Tistet entra dans cette cuisine comme un arpenteur dans une forêt vierge. Il procéda d’abord par de grandes éclaircies en ligne droite, classant et divisant par zones. Il dessina des figures géométriques sur le mur ; sur toutes ces lignes tracées au charbon, il planta des clous à distances égales, et tous les ustensiles se trouvèrent ainsi disposés comme des armes dans un arsenal. Il fallait que la Zounet fût bien abattue, bien navrée, pour que le sergent pût appliquer ainsi sans bataille ses utopies mathématiques. Rien ne l’étonnait plus, elle s’attendait à tout.
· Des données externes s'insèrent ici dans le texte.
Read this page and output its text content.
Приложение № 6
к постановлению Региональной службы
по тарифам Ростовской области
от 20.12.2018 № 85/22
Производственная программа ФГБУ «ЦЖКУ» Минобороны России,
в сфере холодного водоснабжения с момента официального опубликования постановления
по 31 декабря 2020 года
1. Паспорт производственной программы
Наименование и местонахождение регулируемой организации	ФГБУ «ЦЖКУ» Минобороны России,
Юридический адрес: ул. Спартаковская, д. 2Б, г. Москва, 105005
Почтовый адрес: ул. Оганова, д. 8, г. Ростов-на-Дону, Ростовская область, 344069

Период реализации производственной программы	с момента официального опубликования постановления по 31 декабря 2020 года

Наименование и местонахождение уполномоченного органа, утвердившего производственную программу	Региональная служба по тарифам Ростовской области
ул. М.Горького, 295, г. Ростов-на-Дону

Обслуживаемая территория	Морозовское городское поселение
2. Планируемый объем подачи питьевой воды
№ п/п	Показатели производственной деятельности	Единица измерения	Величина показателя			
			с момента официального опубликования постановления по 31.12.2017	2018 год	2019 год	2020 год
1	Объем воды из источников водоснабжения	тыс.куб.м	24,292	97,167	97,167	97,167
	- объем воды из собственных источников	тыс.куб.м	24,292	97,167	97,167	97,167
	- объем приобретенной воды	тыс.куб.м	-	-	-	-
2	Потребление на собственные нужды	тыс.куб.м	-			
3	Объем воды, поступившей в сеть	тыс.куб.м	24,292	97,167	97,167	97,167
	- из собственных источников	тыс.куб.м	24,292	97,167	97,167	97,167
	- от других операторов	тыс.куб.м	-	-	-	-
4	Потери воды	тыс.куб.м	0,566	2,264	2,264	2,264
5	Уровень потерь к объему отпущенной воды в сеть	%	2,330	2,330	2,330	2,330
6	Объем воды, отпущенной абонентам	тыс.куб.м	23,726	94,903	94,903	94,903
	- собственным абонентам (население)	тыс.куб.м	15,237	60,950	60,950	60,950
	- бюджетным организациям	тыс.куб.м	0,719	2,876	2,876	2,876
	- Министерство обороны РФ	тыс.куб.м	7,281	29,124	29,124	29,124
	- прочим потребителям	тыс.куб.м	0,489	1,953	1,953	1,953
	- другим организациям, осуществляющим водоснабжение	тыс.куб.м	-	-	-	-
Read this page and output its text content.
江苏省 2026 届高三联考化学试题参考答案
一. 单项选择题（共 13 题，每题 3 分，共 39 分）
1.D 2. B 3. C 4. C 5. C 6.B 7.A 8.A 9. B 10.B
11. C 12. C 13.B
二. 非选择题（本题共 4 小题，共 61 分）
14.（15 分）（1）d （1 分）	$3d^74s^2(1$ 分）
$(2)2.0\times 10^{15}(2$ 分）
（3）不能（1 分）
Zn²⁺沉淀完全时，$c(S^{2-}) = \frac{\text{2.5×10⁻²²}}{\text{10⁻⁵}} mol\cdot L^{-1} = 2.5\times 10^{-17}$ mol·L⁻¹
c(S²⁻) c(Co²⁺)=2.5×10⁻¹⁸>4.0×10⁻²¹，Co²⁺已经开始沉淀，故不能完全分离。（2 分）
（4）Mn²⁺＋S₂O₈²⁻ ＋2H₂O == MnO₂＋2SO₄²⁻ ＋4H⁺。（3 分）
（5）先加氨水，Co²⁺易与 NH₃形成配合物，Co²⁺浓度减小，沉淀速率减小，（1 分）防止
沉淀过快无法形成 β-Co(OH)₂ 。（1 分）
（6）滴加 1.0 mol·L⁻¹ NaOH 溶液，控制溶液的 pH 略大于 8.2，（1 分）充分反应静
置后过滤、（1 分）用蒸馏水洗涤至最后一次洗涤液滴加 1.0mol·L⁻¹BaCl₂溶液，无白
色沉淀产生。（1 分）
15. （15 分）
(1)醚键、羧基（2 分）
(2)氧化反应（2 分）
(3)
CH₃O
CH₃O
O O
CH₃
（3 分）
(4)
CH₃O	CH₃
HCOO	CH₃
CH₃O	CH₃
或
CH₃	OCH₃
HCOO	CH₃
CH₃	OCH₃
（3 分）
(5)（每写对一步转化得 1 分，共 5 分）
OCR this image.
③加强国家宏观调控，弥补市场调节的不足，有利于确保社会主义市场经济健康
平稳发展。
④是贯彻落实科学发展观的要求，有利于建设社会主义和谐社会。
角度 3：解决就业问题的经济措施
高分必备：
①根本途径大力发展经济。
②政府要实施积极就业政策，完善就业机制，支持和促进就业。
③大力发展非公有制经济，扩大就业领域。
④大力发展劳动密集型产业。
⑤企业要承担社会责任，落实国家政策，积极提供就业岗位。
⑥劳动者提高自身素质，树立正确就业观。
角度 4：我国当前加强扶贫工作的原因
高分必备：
Tistet lui aurait ordonné de s’habiller en cantinière, elle aurait obéi. Sans son attachement profond pour les Cazalis, la Zounet serait partie sous le coup de ces dernières humiliations. Elle pleurait nuit et jour, et dans les longues lettres qu’elle dictait au professeur Lagardelle, elle informait sa maîtresse de tous ses malheurs et pressait instamment son retour. En sa qualité de vaguemestre général, Tistet s’emparait des lettres, les lisait et les jetait au feu. Le sergent avait tout à fait perdu ses scrupules en matière de correspondance depuis le jour où il avait vu Mlle  Blandine applaudie et félicitée en présence de l’officier de gendarmerie pour avoir écrit une circulaire au nom de M. Cazalis et signée de son nom. En même temps, en vertu de son pouvoir discrétionnaire, il supprimait toutes les lettres adressées à la Zounet par la tante. De la sorte il était maître de la situation, et toutes ces révolutions s’accomplirent sans que Mlle  Blandine en eût connaissance. Le lieutenant était au comble de la joie ; personne n’osait le contredire, tous ses désirs étaient prévenus ; il allait et venait cà sa fantaisie, et comme il se déchargeait de tous les soins sur le sergent Tistet, il jouissait de toutes les douceurs du despotisme sans que sa paresse en souffrît en rien. Il usait avec délices de sa grande liberté, et par momens il croyait rêver en comparant sa vie actuelle à ces terribles matinées que lui faisait passer Mlle  Claudine.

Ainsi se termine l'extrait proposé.